Костик философски заметил:
– Что делать? Жизнь полна превратностей. Сейчас, мой друг, за одну секунду я встретил и потерял девушку, которая снится мне целый год.
Савва не мог ему сочувствовать. Он был угнетен. Махнул рукой и ушел. А Костик все вглядывался в круженье на льду, все силился вновь увидеть прелестное, нежданно мелькнувшее лицо.
Показались Светлана, Хоботов и Людочка. Светлана подкатила к Костику, а влюбленные заскользили дальше.
– Этот ушел? – спросила Светлана, не обнаружив более Саввы. – Чего они от него хотят?
– Боятся за крайне хрупкую жизнь, – сказал Костик и, поглядев вслед Хоботову и его Людочке, добавил: – Вступил человек на скользкий путь.
Светлана заметила:
– На то и лед, чтоб скользить.
Костик с неуловимой усмешкой согласился:
– Ты совершенно права. Поняла меня с полуслова. У меня есть друг, некто Савранский. Очень кондиционный юноша с мотороллером. Он говорит: ездить не опасней, чем жить.
Что-то она почувствовала в его интонации и сказала с некоторым вызовом:
– Мне Велюров прислал телеграмму.
– Плохо дело, – покачал головой Костик. – Он разорится.
– Ты не шути, – Светлана нахмурилась.
– Какие шутки… – сказал Костик лояльно.
Светлана сказала:
– Как человек он очень хороший.
Костик с готовностью согласился:
– Очень хороший, но очень грозный. Все поджигатели войны пред ним трепещут.
– А ты? – спросила она насмешливо.
– Я – нет, – сказал Костик. – Я человек доброй воли.
И подхватив ее, он помчался по звенящему льду, и мелодия понеслась им вслед.
Было и впрямь что-то нездешнее и колдовское в этом движении.
Сначала различаются краски,
А потом выплывают звуки,
Это опять горят фонарики,
Это хрустит и крошится лед,
Старая песенка оживает –
Догони – догоню…
До-го-ни!
Не догоню. Не зови. Не надо,
А все-таки музыка все играет,
У Покровских ворот,
На Чистых прудах…
В полуподвальном помещении, переоборудованном под спортивный зал, Костик проводил занятия. Люди первой и не первой молодости слушали его команды и, по мере возможностей, их воплощали. Костик давал им упражнения на отягощения, потом призывал расслабиться, следить за дыханием, затем вновь заставлял трудиться на всю железку.

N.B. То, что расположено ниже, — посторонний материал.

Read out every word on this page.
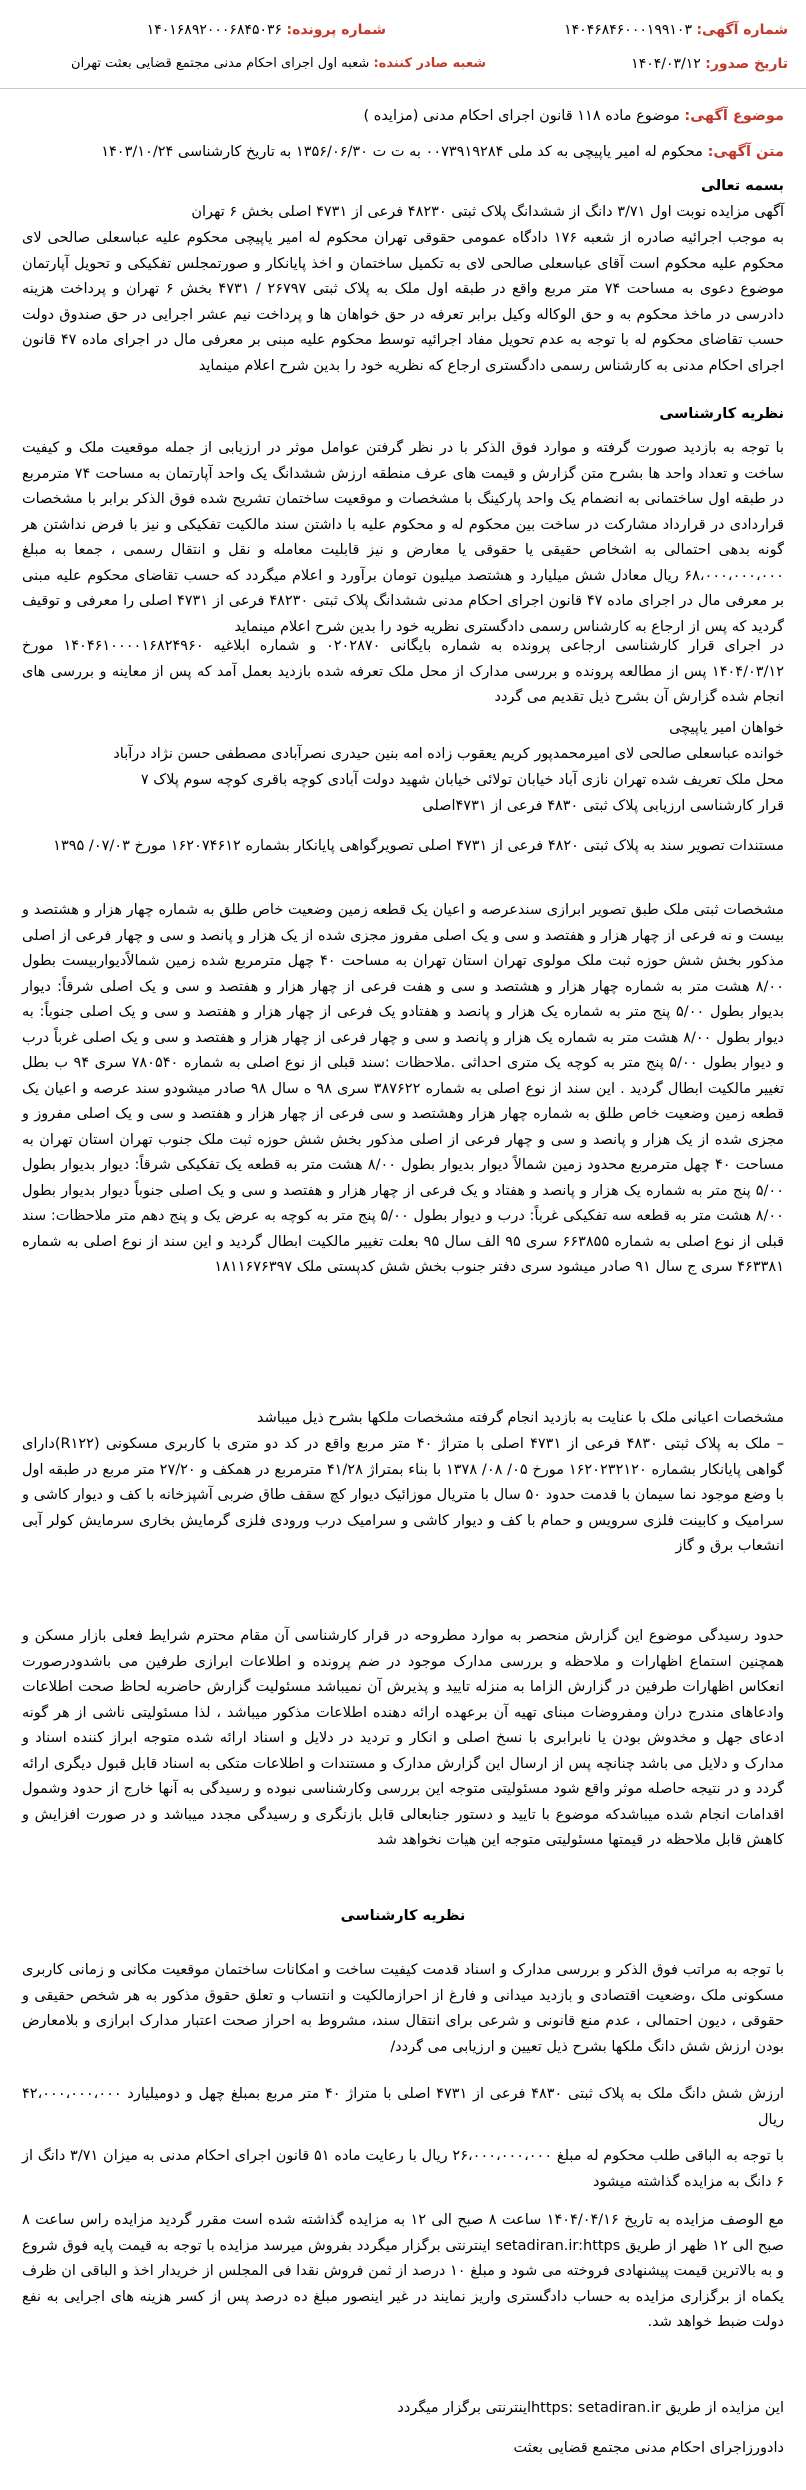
شماره آگهی: ۱۴۰۴۶۸۴۶۰۰۰۱۹۹۱۰۳
شماره پرونده: ۱۴۰۱۶۸۹۲۰۰۰۶۸۴۵۰۳۶
تاریخ صدور: ۱۴۰۴/۰۳/۱۲
شعبه صادر کننده: شعبه اول اجرای احکام مدنی مجتمع قضایی بعثت تهران
موضوع آگهی: موضوع ماده ۱۱۸ قانون اجرای احکام مدنی (مزایده )
متن آگهی: محکوم له امیر یاپیچی به کد ملی ۰۰۷۳۹۱۹۲۸۴ به ت ت ۱۳۵۶/۰۶/۳۰ به تاریخ کارشناسی ۱۴۰۳/۱۰/۲۴
بسمه تعالی
آگهی مزایده نوبت اول ۳/۷۱ دانگ از ششدانگ پلاک ثبتی ۴۸۲۳۰ فرعی از ۴۷۳۱ اصلی بخش ۶ تهران
به موجب اجرائیه صادره از شعبه ۱۷۶ دادگاه عمومی حقوقی تهران محکوم له امیر یاپیچی محکوم علیه عباسعلی صالحی لای محکوم علیه محکوم است آقای عباسعلی صالحی لای به تکمیل ساختمان و اخذ پایانکار و صورتمجلس تفکیکی و تحویل آپارتمان موضوع دعوی به مساحت ۷۴ متر مربع واقع در طبقه اول ملک به پلاک ثبتی ۲۶۷۹۷ / ۴۷۳۱ بخش ۶ تهران و پرداخت هزینه دادرسی در ماخذ محکوم به و حق الوکاله وکیل برابر تعرفه در حق خواهان ها و پرداخت نیم عشر اجرایی در حق صندوق دولت حسب تقاضای محکوم له با توجه به عدم تحویل مفاد اجرائیه توسط محکوم علیه مبنی بر معرفی مال در اجرای ماده ۴۷ قانون اجرای احکام مدنی به کارشناس رسمی دادگستری ارجاع که نظریه خود را بدین شرح اعلام مینماید
نظریه کارشناسی
با توجه به بازدید صورت گرفته و موارد فوق الذکر با در نظر گرفتن عوامل موثر در ارزیابی از جمله موقعیت ملک و کیفیت ساخت و تعداد واحد ها بشرح متن گزارش و قیمت های عرف منطقه ارزش ششدانگ یک واحد آپارتمان به مساحت ۷۴ مترمربع در طبقه اول ساختمانی به انضمام یک واحد پارکینگ با مشخصات و موقعیت ساختمان تشریح شده فوق الذکر برابر با مشخصات قراردادی در قرارداد مشارکت در ساخت بین محکوم له و محکوم علیه با داشتن سند مالکیت تفکیکی و نیز با فرض نداشتن هر گونه بدهی احتمالی به اشخاص حقیقی یا حقوقی یا معارض و نیز قابلیت معامله و نقل و انتقال رسمی ، جمعا به مبلغ ۶۸،۰۰۰،۰۰۰،۰۰۰ ریال معادل شش میلیارد و هشتصد میلیون تومان برآورد و اعلام میگردد که حسب تقاضای محکوم علیه مبنی بر معرفی مال در اجرای ماده ۴۷ قانون اجرای احکام مدنی ششدانگ پلاک ثبتی ۴۸۲۳۰ فرعی از ۴۷۳۱ اصلی را معرفی و توقیف گردید که پس از ارجاع به کارشناس رسمی دادگستری نظریه خود را بدین شرح اعلام مینماید
در اجرای قرار کارشناسی ارجاعی پرونده به شماره بایگانی ۰۲۰۲۸۷۰ و شماره ابلاغیه ۱۴۰۴۶۱۰۰۰۰۱۶۸۲۴۹۶۰ مورخ ۱۴۰۴/۰۳/۱۲ پس از مطالعه پرونده و بررسی مدارک از محل ملک تعرفه شده بازدید بعمل آمد که پس از معاینه و بررسی های انجام شده گزارش آن بشرح ذیل تقدیم می گردد
خواهان امیر یاپیچی
خوانده عباسعلی صالحی لای امیرمحمدپور کریم یعقوب زاده امه بنین حیدری نصرآبادی مصطفی حسن نژاد درآباد
محل ملک تعریف شده تهران نازی آباد خیابان تولائی خیابان شهید دولت آبادی کوچه باقری کوچه سوم پلاک ۷
قرار کارشناسی ارزیابی پلاک ثبتی ۴۸۳۰ فرعی از ۴۷۳۱اصلی
مستندات تصویر سند به پلاک ثبتی ۴۸۲۰ فرعی از ۴۷۳۱ اصلی تصویرگواهی پایانکار بشماره ۱۶۲۰۷۴۶۱۲ مورخ ۰۷/۰۳/ ۱۳۹۵
مشخصات ثبتی ملک طبق تصویر ابرازی سندعرصه و اعیان یک قطعه زمین وضعیت خاص طلق به شماره چهار هزار و هشتصد و بیست و نه فرعی از چهار هزار و هفتصد و سی و یک اصلی مفروز مجزی شده از یک هزار و پانصد و سی و چهار فرعی از اصلی مذکور بخش شش حوزه ثبت ملک مولوی تهران استان تهران به مساحت ۴۰ چهل مترمربع شده زمین شمالاًدیواربیست بطول ۸/۰۰ هشت متر به شماره چهار هزار و هشتصد و سی و هفت فرعی از چهار هزار و هفتصد و سی و یک اصلی شرقاً: دیوار بدیوار بطول ۵/۰۰ پنج متر به شماره یک هزار و پانصد و هفتادو یک فرعی از چهار هزار و هفتصد و سی و یک اصلی جنوباً: به دیوار بطول ۸/۰۰ هشت متر به شماره یک هزار و پانصد و سی و چهار فرعی از چهار هزار و هفتصد و سی و یک اصلی غرباً درب و دیوار بطول ۵/۰۰ پنج متر به کوچه یک متری احداثی .ملاحظات :سند قبلی از نوع اصلی به شماره ۷۸۰۵۴۰ سری ۹۴ ب بطل تغییر مالکیت ابطال گردید . این سند از نوع اصلی به شماره ۳۸۷۶۲۲ سری ۹۸ ه سال ۹۸ صادر میشودو سند عرصه و اعیان یک قطعه زمین وضعیت خاص طلق به شماره چهار هزار وهشتصد و سی فرعی از چهار هزار و هفتصد و سی و یک اصلی مفروز و مجزی شده از یک هزار و پانصد و سی و چهار فرعی از اصلی مذکور بخش شش حوزه ثبت ملک جنوب تهران استان تهران به مساحت ۴۰ چهل مترمربع محدود زمین شمالاً دیوار بدیوار بطول ۸/۰۰ هشت متر به قطعه یک تفکیکی شرقاً: دیوار بدیوار بطول ۵/۰۰ پنج متر به شماره یک هزار و پانصد و هفتاد و یک فرعی از چهار هزار و هفتصد و سی و یک اصلی جنوباً دیوار بدیوار بطول ۸/۰۰ هشت متر به قطعه سه تفکیکی غرباً: درب و دیوار بطول ۵/۰۰ پنج متر به کوچه به عرض یک و پنج دهم متر ملاحظات: سند قبلی از نوع اصلی به شماره ۶۶۳۸۵۵ سری ۹۵ الف سال ۹۵ بعلت تغییر مالکیت ابطال گردید و این سند از نوع اصلی به شماره ۴۶۳۳۸۱ سری ج سال ۹۱ صادر میشود سری دفتر جنوب بخش شش کدپستی ملک ۱۸۱۱۶۷۶۳۹۷
مشخصات اعیانی ملک با عنایت به بازدید انجام گرفته مشخصات ملکها بشرح ذیل میباشد
– ملک به پلاک ثبتی ۴۸۳۰ فرعی از ۴۷۳۱ اصلی با متراژ ۴۰ متر مربع واقع در کد دو متری با کاربری مسکونی (R۱۲۲)دارای گواهی پایانکار بشماره ۱۶۲۰۲۳۲۱۲۰ مورخ ۰۵/ ۰۸/ ۱۳۷۸ با بناء بمتراژ ۴۱/۲۸ مترمربع در همکف و ۲۷/۲۰ متر مربع در طبقه اول با وضع موجود نما سیمان با قدمت حدود ۵۰ سال با متریال موزائیک دیوار کچ سقف طاق ضربی آشپزخانه با کف و دیوار کاشی و سرامیک و کابینت فلزی سرویس و حمام با کف و دیوار کاشی و سرامیک درب ورودی فلزی گرمایش بخاری سرمایش کولر آبی انشعاب برق و گاز
حدود رسیدگی موضوع این گزارش منحصر به موارد مطروحه در قرار کارشناسی آن مقام محترم شرایط فعلی بازار مسکن و همچنین استماع اظهارات و ملاحظه و بررسی مدارک موجود در ضم پرونده و اطلاعات ابرازی طرفین می باشدودرصورت انعکاس اظهارات طرفین در گزارش الزاما به منزله تایید و پذیرش آن نمیباشد مسئولیت گزارش حاضربه لحاظ صحت اطلاعات وادعاهای مندرج دران ومفروضات مبنای تهیه آن برعهده ارائه دهنده اطلاعات مذکور میباشد ، لذا مسئولیتی ناشی از هر گونه ادعای جهل و مخدوش بودن یا نابرابری با نسخ اصلی و انکار و تردید در دلایل و اسناد ارائه شده متوجه ابراز کننده اسناد و مدارک و دلایل می باشد چنانچه پس از ارسال این گزارش مدارک و مستندات و اطلاعات متکی به اسناد قابل قبول دیگری ارائه گردد و در نتیجه حاصله موثر واقع شود مسئولیتی متوجه این بررسی وکارشناسی نبوده و رسیدگی به آنها خارج از حدود وشمول اقدامات انجام شده میباشدکه موضوع با تایید و دستور جنابعالی قابل بازنگری و رسیدگی مجدد میباشد و در صورت افزایش و کاهش قابل ملاحظه در قیمتها مسئولیتی متوجه این هیات نخواهد شد
نظریه کارشناسی
با توجه به مراتب فوق الذکر و بررسی مدارک و اسناد قدمت کیفیت ساخت و امکانات ساختمان موقعیت مکانی و زمانی کاربری مسکونی ملک ،وضعیت اقتصادی و بازدید میدانی و فارغ از احرازمالکیت و انتساب و تعلق حقوق مذکور به هر شخص حقیقی و حقوقی ، دیون احتمالی ، عدم منع قانونی و شرعی برای انتقال سند، مشروط به احراز صحت اعتبار مدارک ابرازی و بلامعارض بودن ارزش شش دانگ ملکها بشرح ذیل تعیین و ارزیابی می گردد/
ارزش شش دانگ ملک به پلاک ثبتی ۴۸۳۰ فرعی از ۴۷۳۱ اصلی با متراژ ۴۰ متر مربع بمبلغ چهل و دومیلیارد ۴۲،۰۰۰،۰۰۰،۰۰۰ ریال
با توجه به الباقی طلب محکوم له مبلغ ۲۶،۰۰۰،۰۰۰،۰۰۰ ریال با رعایت ماده ۵۱ قانون اجرای احکام مدنی به میزان ۳/۷۱ دانگ از ۶ دانگ به مزایده گذاشته میشود
مع الوصف مزایده به تاریخ ۱۴۰۴/۰۴/۱۶ ساعت ۸ صبح الی ۱۲ به مزایده گذاشته شده است مقرر گردید مزایده راس ساعت ۸ صبح الی ۱۲ ظهر از طریق setadiran.ir:https اینترنتی برگزار میگردد بفروش میرسد مزایده با توجه به قیمت پایه فوق شروع و به بالاترین قیمت پیشنهادی فروخته می شود و مبلغ ۱۰ درصد از ثمن فروش نقدا فی المجلس از خریدار اخذ و الباقی ان ظرف یکماه از برگزاری مزایده به حساب دادگستری واریز نمایند در غیر اینصور مبلغ ده درصد پس از کسر هزینه های اجرایی به نفع دولت ضبط خواهد شد.
این مزایده از طریق https: setadiran.irاینترنتی برگزار میگردد
دادورزاجرای احکام مدنی مجتمع قضایی بعثت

Занятия уже подходили к концу, когда дверь в зал приоткрылась и вошел мрачный Велюров.
Костик помахал ему рукой и подошел к нему.
– Что-нибудь произошло?
– Не знаю, – сказал Велюров. – Отчего-то смутно и тягостно. Тянет побыть среди людей.
Костик хлопнул в ладоши и крикнул:
– Все свободны!
Сказал Велюрову:
– Подождите меня.
И пошел приводить себя в порядок.
Его подопечные последовали за ним. Они пробегали мимо Велюрова в душевые, потные, разгоряченные, мускулистые, и Велюров морщился, созерцая этот пир плоти. В опустевшем зале он приблизился к штанге и с брезгливой улыбкой взялся за нее. Улыбка стала страдальческой, Велюров тихо охнул и пошел прочь от безжалостного железа.
Появился Костик, умытый, причесанный. Велюров показал глазами на снаряды, улыбка его вновь стала презрительной.
– Нашли занятие, нечего сказать.
– Я веду кружок художественной атлетики, – сказал Костик кратко. – Создаю людям новые торсы.